Fun with Dendrograms

A dendrogram is a tree type visualization that is commonly used to demonstrate hierarchical clustering.

In the past few months I have started a new job, written a couple fun tutorials, but most exciting is that I have seen research I worked on during my time at the University of Nebraska published in Digital Scholarship in the Humanities (Viewable here). In this article we use various stylometric techniques to develop what linguistics often refers to as an authors voice by analysis of the high frequency function words. (A brief and unjust description, more can be learned about stylometrics here)

Dendrograms came into play when we wrote up the initial report to help visualize the clustering of pieces of text. In my own, and many others, quest to enhance data visualizations (sometimes unsuccessfully on my part) I wanted to experiment with ways to represent this dendrogram data in different ways.

In R the standard dendrogram with the beloved mtcars dataset looks a little something like this.


hc = hclust(dist(mtcars))

Fairly boring looking this is the canned style of dendrogram. It clearly illustrates the steps, distance, and labels so why don’t we spruce it up a bit.


plot(as.phylo(hc), type = "radial", cex = 0.50, cex.lab=.25)

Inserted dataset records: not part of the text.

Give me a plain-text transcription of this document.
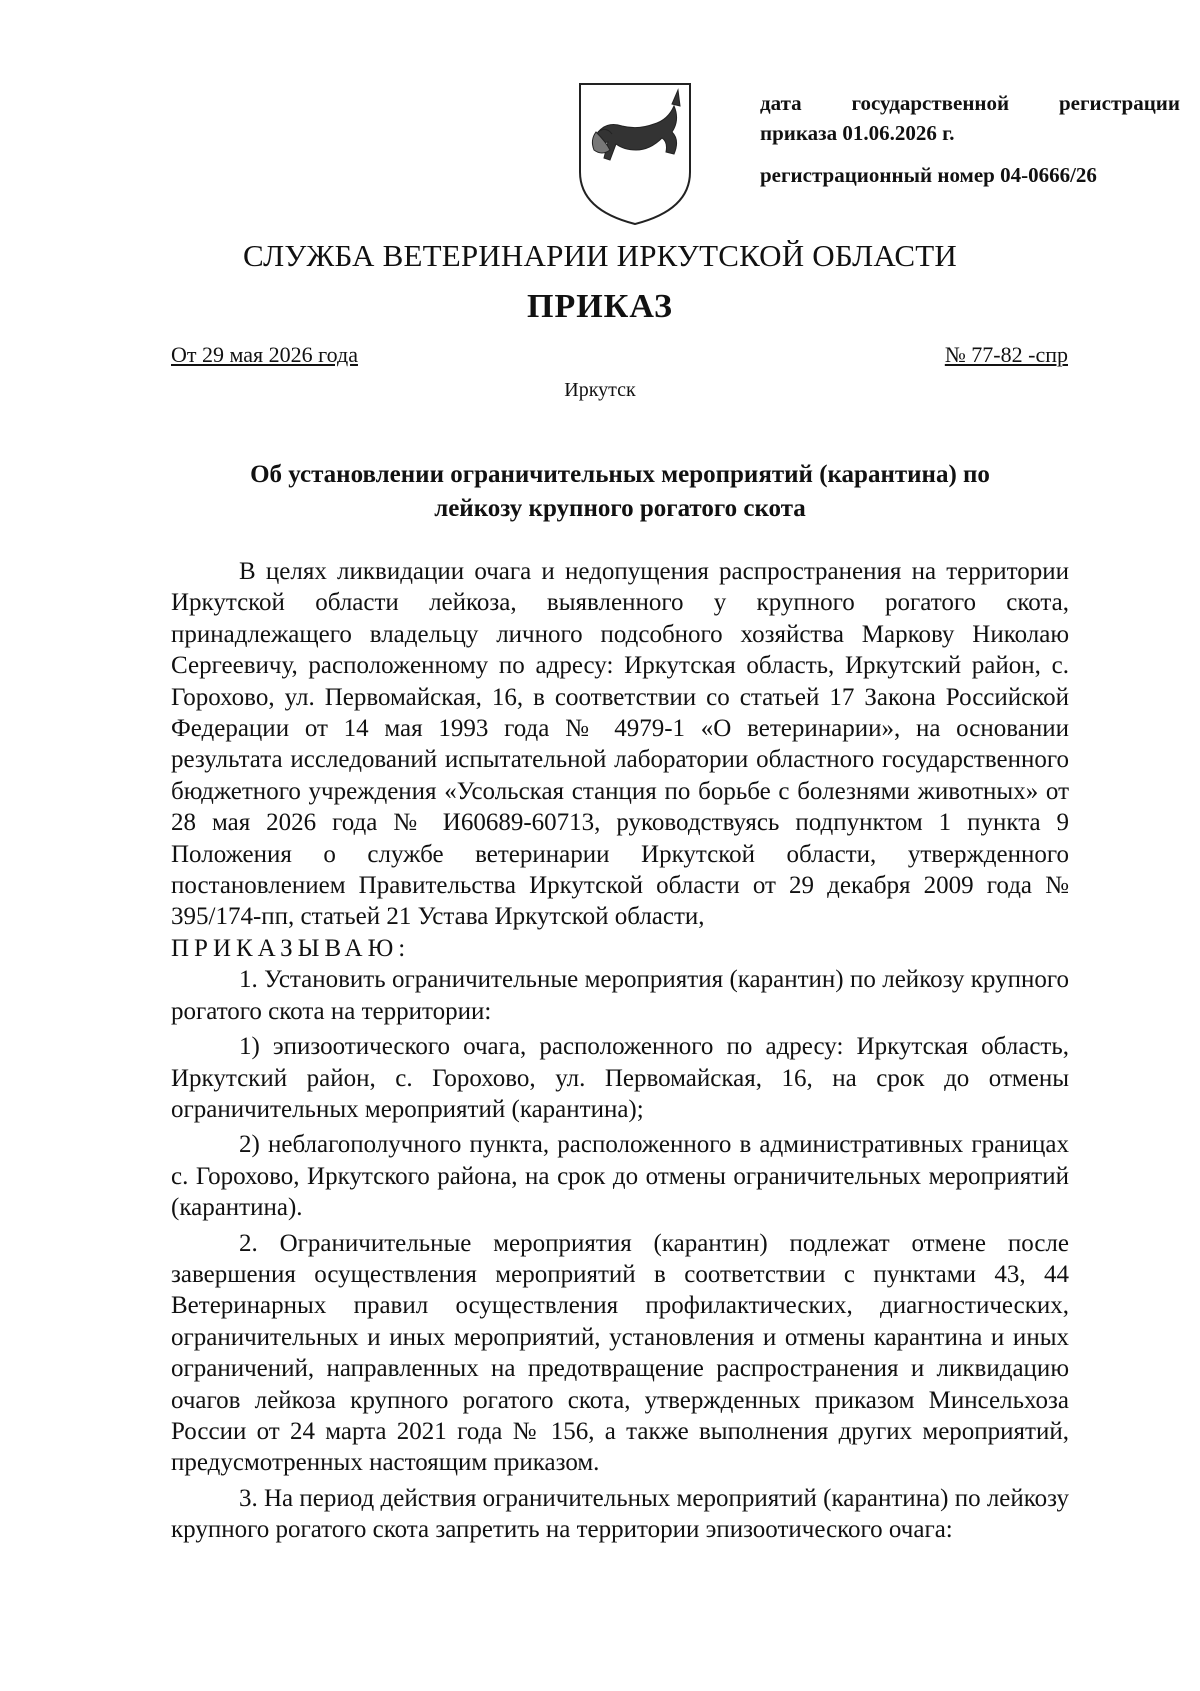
дата государственной регистрации
приказа 01.06.2026 г.
регистрационный номер 04-0666/26
СЛУЖБА ВЕТЕРИНАРИИ ИРКУТСКОЙ ОБЛАСТИ
ПРИКАЗ
От 29 мая 2026 года	№ 77-82 -спр
Иркутск
Об установлении ограничительных мероприятий (карантина) по
лейкозу крупного рогатого скота

В целях ликвидации очага и недопущения распространения на территории Иркутской области лейкоза, выявленного у крупного рогатого скота, принадлежащего владельцу личного подсобного хозяйства Маркову Николаю Сергеевичу, расположенному по адресу: Иркутская область, Иркутский район, с. Горохово, ул. Первомайская, 16, в соответствии со статьей 17 Закона Российской Федерации от 14 мая 1993 года № 4979-1 «О ветеринарии», на основании результата исследований испытательной лаборатории областного государственного бюджетного учреждения «Усольская станция по борьбе с болезнями животных» от 28 мая 2026 года № И60689-60713, руководствуясь подпунктом 1 пункта 9 Положения о службе ветеринарии Иркутской области, утвержденного постановлением Правительства Иркутской области от 29 декабря 2009 года № 395/174-пп, статьей 21 Устава Иркутской области,

ПРИКАЗЫВАЮ:

1. Установить ограничительные мероприятия (карантин) по лейкозу крупного рогатого скота на территории:

1) эпизоотического очага, расположенного по адресу: Иркутская область, Иркутский район, с. Горохово, ул. Первомайская, 16, на срок до отмены ограничительных мероприятий (карантина);

2) неблагополучного пункта, расположенного в административных границах с. Горохово, Иркутского района, на срок до отмены ограничительных мероприятий (карантина).

2. Ограничительные мероприятия (карантин) подлежат отмене после завершения осуществления мероприятий в соответствии с пунктами 43, 44 Ветеринарных правил осуществления профилактических, диагностических, ограничительных и иных мероприятий, установления и отмены карантина и иных ограничений, направленных на предотвращение распространения и ликвидацию очагов лейкоза крупного рогатого скота, утвержденных приказом Минсельхоза России от 24 марта 2021 года № 156, а также выполнения других мероприятий, предусмотренных настоящим приказом.

3. На период действия ограничительных мероприятий (карантина) по лейкозу крупного рогатого скота запретить на территории эпизоотического очага:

If the distance and height values are not necessary for your dendrogram but merely the specific relationships you can try this method. The cex values dictate the size of the graph elements, and help balance the size of the labels. (The ape package is needed for this example)

mypal <- c("#696969", "#3333CC", "#1B676B", "#FF6B6B")
# cutting dendrogram in 4 clusters
clus18 <- cutree(cluster, 4)
# plot
op <- par(bg = "#FFFFFF")
plot(as.phylo(hc), type = "fan", tip.color = mypal[clus18], label.offset = .3, cex =1, col = "red")

Finally version I believe is the one that keeps the emphasis of data interpretation but also provides more design elements than the canned dendrogram. I could not provide the actual data used in the aforementioned research but I can provide the resulting dendrograms. These last two are the very same examples I have listed here just with a bit more data than the mtcars dataset provides.


Rplot02These two visuals do not put much emphasis on the height values, which can be very important. So in that regard they are not the strongest presentations of the data but if the visualization is meant to just represent the size of the clusters this can be an option. Plus I think they look pretty great as art.